I threw my arms around her and paid back, with interest, the kiss I had
kept so long. A burning blush overspread her face.
"Oh, Roy! how could you?" she exclaimed, reproachfully.
I had gone too far to retreat; the words which for years had filled my
heart struggled up to my lips and clamored for utterance.
"Florence!" I cried, passionately, "I love you! and I want you to be
entirely mine! Take me, and cure me of the bashful folly which has been
the bane of my life!"
She did not reply. I was in a tumult of fear and hope, but a sort of
desperate courage kept me firm.
"One word, Florence, only one word! Am I to be consigned to Hades, or
Paradise? Do not keep me in suspense!"
She nestled closer to my side; her soft cheek rested against mine; her
breath swept my lips. She spoke but one word in accents of deepest
tenderness, and that word was my name--
"Roy!"
"Florence! my darling!"
I trust that everybody will forgive me, and feel charitably toward me,
when I declare on my honor that I was happier, at that moment, than I had
ever been in my life before! "Popping the question" is acknowledged by
all to be a serious piece of business; and if ordinary men find it a
serious business, how much more terrible must it be to a bashful
individual like myself?
A silence fell between Florence and me; perhaps I was holding her so
close to my heart that the effort of speaking was difficult, I should not
wonder. By-and-by she lifted up her face, and said, quietly:
"Did you mean for me to marry you, Roy?"
"Marry me? Yes, dearest, and that, too, before many days have elapsed!
I have been a fool so long that now I cannot afford to wait!"

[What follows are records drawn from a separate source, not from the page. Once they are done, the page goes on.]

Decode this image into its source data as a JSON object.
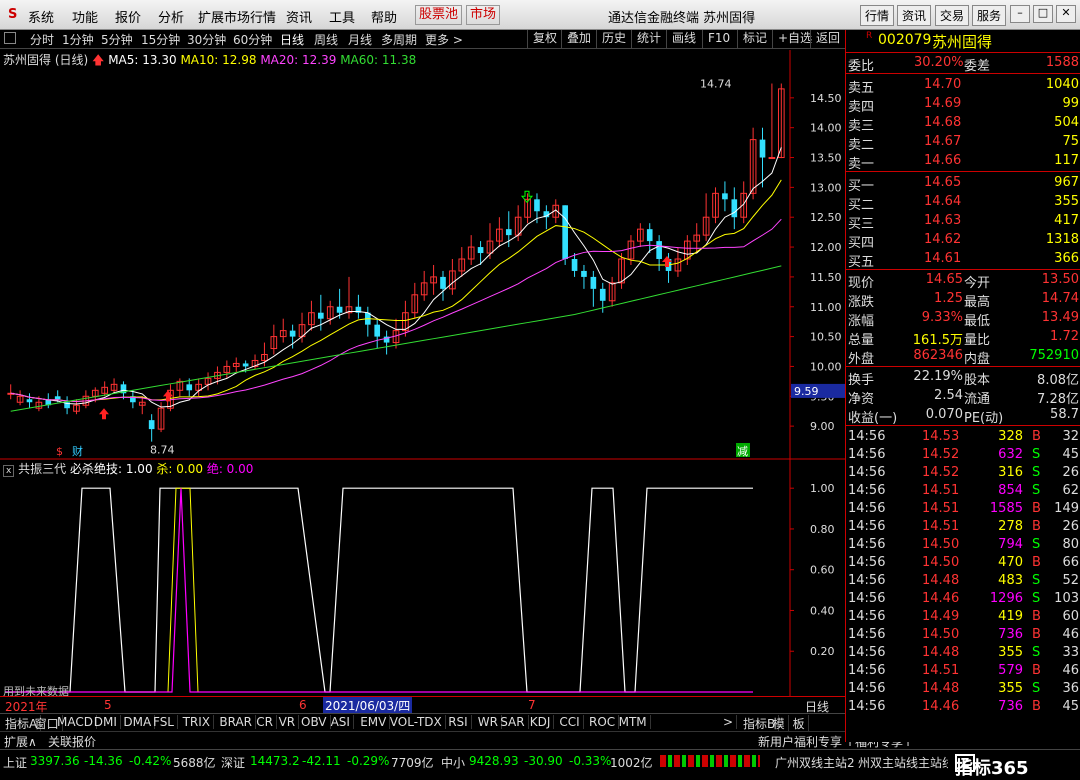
{
  "menu": {
    "items": [
      "系统",
      "功能",
      "报价",
      "分析",
      "扩展市场行情",
      "资讯",
      "工具",
      "帮助"
    ],
    "special": [
      "股票池",
      "市场"
    ],
    "title": "通达信金融终端  苏州固得",
    "right_buttons": [
      "行情",
      "资讯",
      "交易",
      "服务"
    ]
  },
  "toolbar": {
    "periods": [
      "分时",
      "1分钟",
      "5分钟",
      "15分钟",
      "30分钟",
      "60分钟",
      "日线",
      "周线",
      "月线",
      "多周期",
      "更多 >"
    ],
    "tools": [
      "复权",
      "叠加",
      "历史",
      "统计",
      "画线",
      "F10",
      "标记",
      "+自选",
      "返回"
    ]
  },
  "chart_header": {
    "name": "苏州固得 (日线)",
    "ma5": "MA5: 13.30",
    "ma10": "MA10: 12.98",
    "ma20": "MA20: 12.39",
    "ma60": "MA60: 11.38"
  },
  "price_axis": [
    "14.50",
    "14.00",
    "13.50",
    "13.00",
    "12.50",
    "12.00",
    "11.50",
    "11.00",
    "10.50",
    "10.00",
    "9.50",
    "9.00"
  ],
  "price_cursor": "9.59",
  "high_label": "14.74",
  "low_label": "8.74",
  "markers": {
    "s": "$",
    "cai": "财",
    "jian": "减"
  },
  "indicator_header": {
    "name": "共振三代",
    "bisha": "必杀绝技: 1.00",
    "sha": "杀: 0.00",
    "jue": "绝: 0.00"
  },
  "ind_axis": [
    "1.00",
    "0.80",
    "0.60",
    "0.40",
    "0.20"
  ],
  "ind_note": "用到未来数据",
  "date_axis": {
    "y2021": "2021年",
    "m5": "5",
    "m6": "6",
    "cursor_date": "2021/06/03/四",
    "m7": "7",
    "period": "日线"
  },
  "bottom_tabs": [
    "指标A",
    "窗口",
    "MACD",
    "DMI",
    "DMA",
    "FSL",
    "TRIX",
    "BRAR",
    "CR",
    "VR",
    "OBV",
    "ASI",
    "EMV",
    "VOL-TDX",
    "RSI",
    "WR",
    "SAR",
    "KDJ",
    "CCI",
    "ROC",
    "MTM",
    ">",
    "指标B",
    "模",
    "板"
  ],
  "bottom_row2": [
    "扩展∧",
    "关联报价"
  ],
  "bottom_ticker": "新用户福利专享",
  "stock": {
    "code": "002079",
    "name": "苏州固得",
    "flag": "R"
  },
  "weibi": {
    "label": "委比",
    "value": "30.20%",
    "wc_label": "委差",
    "wc_value": "1588"
  },
  "sell": [
    {
      "label": "卖五",
      "price": "14.70",
      "vol": "1040"
    },
    {
      "label": "卖四",
      "price": "14.69",
      "vol": "99"
    },
    {
      "label": "卖三",
      "price": "14.68",
      "vol": "504"
    },
    {
      "label": "卖二",
      "price": "14.67",
      "vol": "75"
    },
    {
      "label": "卖一",
      "price": "14.66",
      "vol": "117"
    }
  ],
  "buy": [
    {
      "label": "买一",
      "price": "14.65",
      "vol": "967"
    },
    {
      "label": "买二",
      "price": "14.64",
      "vol": "355"
    },
    {
      "label": "买三",
      "price": "14.63",
      "vol": "417"
    },
    {
      "label": "买四",
      "price": "14.62",
      "vol": "1318"
    },
    {
      "label": "买五",
      "price": "14.61",
      "vol": "366"
    }
  ],
  "quote": [
    {
      "l1": "现价",
      "v1": "14.65",
      "l2": "今开",
      "v2": "13.50",
      "c1": "#f33",
      "c2": "#f33"
    },
    {
      "l1": "涨跌",
      "v1": "1.25",
      "l2": "最高",
      "v2": "14.74",
      "c1": "#f33",
      "c2": "#f33"
    },
    {
      "l1": "涨幅",
      "v1": "9.33%",
      "l2": "最低",
      "v2": "13.49",
      "c1": "#f33",
      "c2": "#f33"
    },
    {
      "l1": "总量",
      "v1": "161.5万",
      "l2": "量比",
      "v2": "1.72",
      "c1": "#ff0",
      "c2": "#f33"
    },
    {
      "l1": "外盘",
      "v1": "862346",
      "l2": "内盘",
      "v2": "752910",
      "c1": "#f33",
      "c2": "#0f0"
    }
  ],
  "fund": [
    {
      "l1": "换手",
      "v1": "22.19%",
      "l2": "股本",
      "v2": "8.08亿"
    },
    {
      "l1": "净资",
      "v1": "2.54",
      "l2": "流通",
      "v2": "7.28亿"
    },
    {
      "l1": "收益(一)",
      "v1": "0.070",
      "l2": "PE(动)",
      "v2": "58.7"
    }
  ],
  "ticks": [
    {
      "t": "14:56",
      "p": "14.53",
      "v": "328",
      "bs": "B",
      "n": "32",
      "c": "#ff0"
    },
    {
      "t": "14:56",
      "p": "14.52",
      "v": "632",
      "bs": "S",
      "n": "45",
      "c": "#f0f"
    },
    {
      "t": "14:56",
      "p": "14.52",
      "v": "316",
      "bs": "S",
      "n": "26",
      "c": "#ff0"
    },
    {
      "t": "14:56",
      "p": "14.51",
      "v": "854",
      "bs": "S",
      "n": "62",
      "c": "#f0f"
    },
    {
      "t": "14:56",
      "p": "14.51",
      "v": "1585",
      "bs": "B",
      "n": "149",
      "c": "#f0f"
    },
    {
      "t": "14:56",
      "p": "14.51",
      "v": "278",
      "bs": "B",
      "n": "26",
      "c": "#ff0"
    },
    {
      "t": "14:56",
      "p": "14.50",
      "v": "794",
      "bs": "S",
      "n": "80",
      "c": "#f0f"
    },
    {
      "t": "14:56",
      "p": "14.50",
      "v": "470",
      "bs": "B",
      "n": "66",
      "c": "#ff0"
    },
    {
      "t": "14:56",
      "p": "14.48",
      "v": "483",
      "bs": "S",
      "n": "52",
      "c": "#ff0"
    },
    {
      "t": "14:56",
      "p": "14.46",
      "v": "1296",
      "bs": "S",
      "n": "103",
      "c": "#f0f"
    },
    {
      "t": "14:56",
      "p": "14.49",
      "v": "419",
      "bs": "B",
      "n": "60",
      "c": "#ff0"
    },
    {
      "t": "14:56",
      "p": "14.50",
      "v": "736",
      "bs": "B",
      "n": "46",
      "c": "#f0f"
    },
    {
      "t": "14:56",
      "p": "14.48",
      "v": "355",
      "bs": "S",
      "n": "33",
      "c": "#ff0"
    },
    {
      "t": "14:56",
      "p": "14.51",
      "v": "579",
      "bs": "B",
      "n": "46",
      "c": "#f0f"
    },
    {
      "t": "14:56",
      "p": "14.48",
      "v": "355",
      "bs": "S",
      "n": "36",
      "c": "#ff0"
    },
    {
      "t": "14:56",
      "p": "14.46",
      "v": "736",
      "bs": "B",
      "n": "45",
      "c": "#f0f"
    }
  ],
  "status": {
    "sh_label": "上证",
    "sh_val": "3397.36",
    "sh_chg": "-14.36",
    "sh_pct": "-0.42%",
    "sh_amt": "5688亿",
    "sz_label": "深证",
    "sz_val": "14473.2",
    "sz_chg": "-42.11",
    "sz_pct": "-0.29%",
    "sz_amt": "7709亿",
    "zx_label": "中小",
    "zx_val": "9428.93",
    "zx_chg": "-30.90",
    "zx_pct": "-0.33%",
    "zx_amt": "1002亿",
    "server": "广州双线主站2",
    "scroll": "州双主站线主站线主站线主站主站主站",
    "logo": "指标365"
  },
  "colors": {
    "up": "#ff3333",
    "down": "#33e0ff",
    "ma5": "#ffffff",
    "ma10": "#ffff00",
    "ma20": "#ff44ff",
    "ma60": "#33dd33"
  },
  "chart_data": {
    "type": "candlestick",
    "ylim": [
      8.6,
      15.0
    ],
    "candles": [
      [
        9.55,
        9.55,
        9.45,
        9.7
      ],
      [
        9.4,
        9.5,
        9.35,
        9.6
      ],
      [
        9.45,
        9.4,
        9.3,
        9.55
      ],
      [
        9.3,
        9.4,
        9.25,
        9.5
      ],
      [
        9.45,
        9.35,
        9.3,
        9.55
      ],
      [
        9.5,
        9.45,
        9.4,
        9.6
      ],
      [
        9.4,
        9.3,
        9.2,
        9.5
      ],
      [
        9.25,
        9.35,
        9.2,
        9.45
      ],
      [
        9.35,
        9.5,
        9.3,
        9.6
      ],
      [
        9.5,
        9.6,
        9.4,
        9.65
      ],
      [
        9.55,
        9.65,
        9.5,
        9.75
      ],
      [
        9.6,
        9.7,
        9.55,
        9.8
      ],
      [
        9.7,
        9.55,
        9.45,
        9.75
      ],
      [
        9.5,
        9.4,
        9.3,
        9.6
      ],
      [
        9.35,
        9.4,
        9.2,
        9.5
      ],
      [
        9.1,
        8.95,
        8.74,
        9.2
      ],
      [
        8.95,
        9.3,
        8.9,
        9.4
      ],
      [
        9.3,
        9.6,
        9.25,
        9.7
      ],
      [
        9.6,
        9.75,
        9.5,
        9.8
      ],
      [
        9.7,
        9.6,
        9.5,
        9.8
      ],
      [
        9.6,
        9.7,
        9.5,
        9.8
      ],
      [
        9.7,
        9.8,
        9.6,
        9.9
      ],
      [
        9.8,
        9.9,
        9.7,
        10.0
      ],
      [
        9.9,
        10.0,
        9.8,
        10.1
      ],
      [
        10.0,
        10.05,
        9.9,
        10.15
      ],
      [
        10.05,
        10.0,
        9.9,
        10.1
      ],
      [
        10.0,
        10.1,
        9.95,
        10.2
      ],
      [
        10.1,
        10.2,
        10.0,
        10.4
      ],
      [
        10.3,
        10.5,
        10.2,
        10.7
      ],
      [
        10.5,
        10.6,
        10.4,
        10.8
      ],
      [
        10.6,
        10.5,
        10.3,
        10.7
      ],
      [
        10.5,
        10.7,
        10.4,
        10.9
      ],
      [
        10.7,
        10.9,
        10.6,
        11.1
      ],
      [
        10.9,
        10.8,
        10.6,
        11.2
      ],
      [
        10.8,
        11.0,
        10.7,
        11.1
      ],
      [
        11.0,
        10.9,
        10.8,
        11.3
      ],
      [
        10.9,
        11.0,
        10.8,
        11.5
      ],
      [
        11.0,
        10.9,
        10.8,
        11.2
      ],
      [
        10.9,
        10.7,
        10.5,
        11.0
      ],
      [
        10.7,
        10.5,
        10.3,
        10.8
      ],
      [
        10.5,
        10.4,
        10.2,
        10.6
      ],
      [
        10.4,
        10.6,
        10.3,
        10.8
      ],
      [
        10.6,
        10.9,
        10.5,
        11.1
      ],
      [
        10.9,
        11.2,
        10.8,
        11.4
      ],
      [
        11.2,
        11.4,
        11.1,
        11.6
      ],
      [
        11.4,
        11.5,
        11.2,
        11.7
      ],
      [
        11.5,
        11.3,
        11.1,
        11.6
      ],
      [
        11.3,
        11.6,
        11.2,
        11.8
      ],
      [
        11.6,
        11.8,
        11.5,
        12.0
      ],
      [
        11.8,
        12.0,
        11.7,
        12.2
      ],
      [
        12.0,
        11.9,
        11.7,
        12.1
      ],
      [
        11.9,
        12.1,
        11.8,
        12.4
      ],
      [
        12.1,
        12.3,
        12.0,
        12.5
      ],
      [
        12.3,
        12.2,
        12.0,
        12.6
      ],
      [
        12.2,
        12.5,
        12.1,
        12.7
      ],
      [
        12.5,
        12.8,
        12.4,
        12.9
      ],
      [
        12.8,
        12.6,
        12.4,
        12.9
      ],
      [
        12.6,
        12.5,
        12.3,
        12.7
      ],
      [
        12.5,
        12.7,
        12.4,
        12.8
      ],
      [
        12.7,
        11.8,
        11.7,
        12.7
      ],
      [
        11.8,
        11.6,
        11.5,
        11.9
      ],
      [
        11.6,
        11.5,
        11.3,
        11.7
      ],
      [
        11.5,
        11.3,
        11.0,
        11.6
      ],
      [
        11.3,
        11.1,
        10.9,
        11.4
      ],
      [
        11.1,
        11.4,
        11.0,
        11.5
      ],
      [
        11.4,
        11.8,
        11.3,
        11.9
      ],
      [
        11.8,
        12.1,
        11.7,
        12.2
      ],
      [
        12.1,
        12.3,
        12.0,
        12.4
      ],
      [
        12.3,
        12.1,
        11.9,
        12.4
      ],
      [
        12.1,
        11.8,
        11.6,
        12.2
      ],
      [
        11.8,
        11.6,
        11.4,
        11.9
      ],
      [
        11.6,
        11.8,
        11.5,
        12.0
      ],
      [
        11.8,
        12.1,
        11.7,
        12.2
      ],
      [
        12.1,
        12.2,
        11.9,
        12.4
      ],
      [
        12.2,
        12.5,
        12.1,
        12.9
      ],
      [
        12.5,
        12.9,
        12.4,
        13.0
      ],
      [
        12.9,
        12.8,
        12.6,
        13.1
      ],
      [
        12.8,
        12.5,
        12.3,
        13.0
      ],
      [
        12.5,
        12.9,
        12.4,
        13.1
      ],
      [
        12.9,
        13.8,
        12.8,
        14.0
      ],
      [
        13.8,
        13.5,
        13.0,
        14.0
      ],
      [
        13.5,
        13.5,
        13.49,
        14.74
      ],
      [
        13.5,
        14.65,
        13.49,
        14.74
      ]
    ],
    "ma_series": [
      "MA5",
      "MA10",
      "MA20",
      "MA60"
    ],
    "indicator": {
      "name": "共振三代",
      "ylim": [
        0,
        1.05
      ]
    }
  }
}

"Yes; but if I promise myself to you, how can I be sure that, on the way
to the altar, you will not jump over the fence, and leave me to fate and
Will Richardson?"
"Confound Will Richardson! Florence, forgive me! I was little less than
a brute! Is there peace between us?"
"Both peace and love," she whispered, softly; and my heart was at rest.
My mother was overjoyed by the turn affairs had taken. Everything had
happened just as she had wished; and, to this day, the good lady idolizes
tomatoes, insisting upon it that it was through the agency of those
preserves that Florence and I came to an understanding. It might have
been--I cannot tell--great events sometimes originate in small causes.
Florence--dear little wife!--for five years she has sustained to me that
relation; and if she has not cured me of my bashfulness, she has at least
broken me of its extreme folly.
To other men afflicted as I was with constitutional shyness, I can
conscientiously recommend my course. Don't be afraid; the ladies admire
courage, and "None but the brave deserve the fair."